L’esplosione in Ferriera sotto inchiesta

Il pm Miggiani accerterà le cause dell’incidente e i reali pericoli per operai e cittadini. Il rapporto dei pompieri in Procura

Un fascicolo sull’esplosione e l’incendio che si sono verificati l’altro giorno nel reparto cokeria della Ferriera di Servola è stato aperto dal pm Antonio Miggiani. Il magistrato che oggi riceverà la relazione dei vigili del fuoco sta infatti valutando se quanto accaduto poteva effettivamente costituire un pericolo non solo per l’ambiente a causa della fuoriuscita del gas di cokeria ma anche per le persone che potevano essere nella zona. L’esplosione - è stato accertato - è stata talmente fragorosa e violenta che a causa dell’onda d’urto sono andati distrutti i vetri delle finestre delle costruzioni vicine. Prova indiretta è il fatto che il boato sia stato udito in tutta la città. Non solo: il pm Miggiani verificherà, tramite l’Arpa, se quanto accaduto sia anche dipeso da una carenza di manutenzione dell’impianto stesso.

La deflagrazione - così hanno accertato i vigili del fuoco nella prima ricostruzione - è avvenuta in particolare all'interno di un filtro per la decatramazione che si trova alla sommità di un silo all'interno della cokeria stessa. I pompieri, subito intervenuti con sette “partenze”, hanno spento le fiamme e poi, con non poche difficoltà tecniche, sono iniziate le operazioni di raffreddamento dell’impianto per evitare una nuova e ancor più devastante esplosione. Sul posto sono anche intervenuti gli esperti del nucleo Nbcr (nucleare biologico chimico radiologico) dei pompieri che hanno il compito di appurare eventuali fuoriuscite dal silos di sostanze pericolose o dannose per la salute.

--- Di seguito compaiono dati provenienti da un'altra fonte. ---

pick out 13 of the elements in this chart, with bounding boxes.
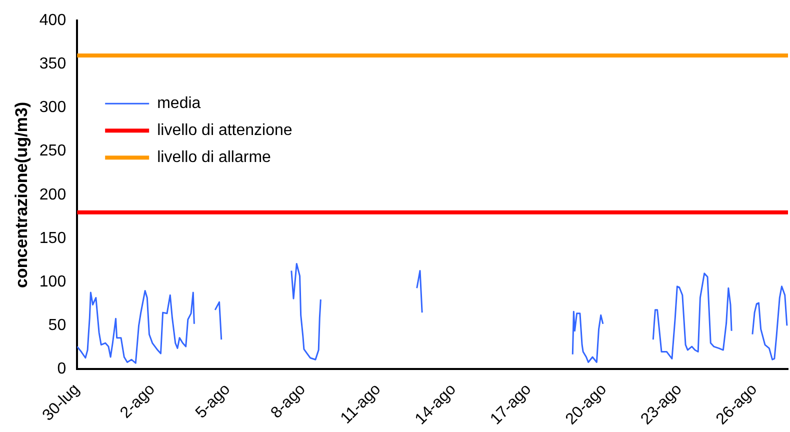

A questo punto i tecnici della Lucchini hanno agito direttamente sul filtro inattivandolo con l’azoto. Una procedura complessa e soprattutto non priva di rischi. La fortuna, come detto, è stata che al momento dell'esplosione nessun operaio si trovava in prossimità della cisterna.

Su quanto accaduto è intervenuto il deputato del Movimento 5 Stelle Aris Prodani. «L’esplosione avvenuta all'interno dello stabilimento della Ferriera di Servola dimostra una volta per tutte che non possiamo più attendere i tempi dei tavoli di concertazione indicati dalla politica. La situazione sta degenerando sotto i nostri occhi», ha dichiarato il parlamentare. Ha aggiunto: «Deve esserci una risposta immediata da parte dell'azienda. E se la Lucchini non fornisce garanzie immediate in merito alla sicurezza dei lavoratori dello stabilimento e della popolazione, devono essere gli amministratori locali a prendere in mano la situazione con decisione per evitare che gli incidenti si ripetano. A questo punto prima ancora della questione ambientale è prioritario il tema della sicurezza. Per questo vogliamo sapere subito se le certificazioni di sicurezza siano scadute o meno».

Dello stesso tenore sono state fin da subito le reazioni sindacali. «L’importante è capire come e perché è successo», ha dichiarato Franco Palman, sindacalista della Uil e rappresentante della Rsu in Ferriera. Assieme a Luigi Isaia della Fiom ha partecipato a un incontro subito convocato con i vertici dello stabilimento. «Dobbiamo affrontare il problema della sicurezza. Nei prossimi giorni avvieremo una serie di riflessioni proprio per trovare una soluzione», ha spiegato Palman. Poi ha aggiunto che «chiederemo un intervento definitivo per mettere in sicurezza la struttura all’interno della cokeria».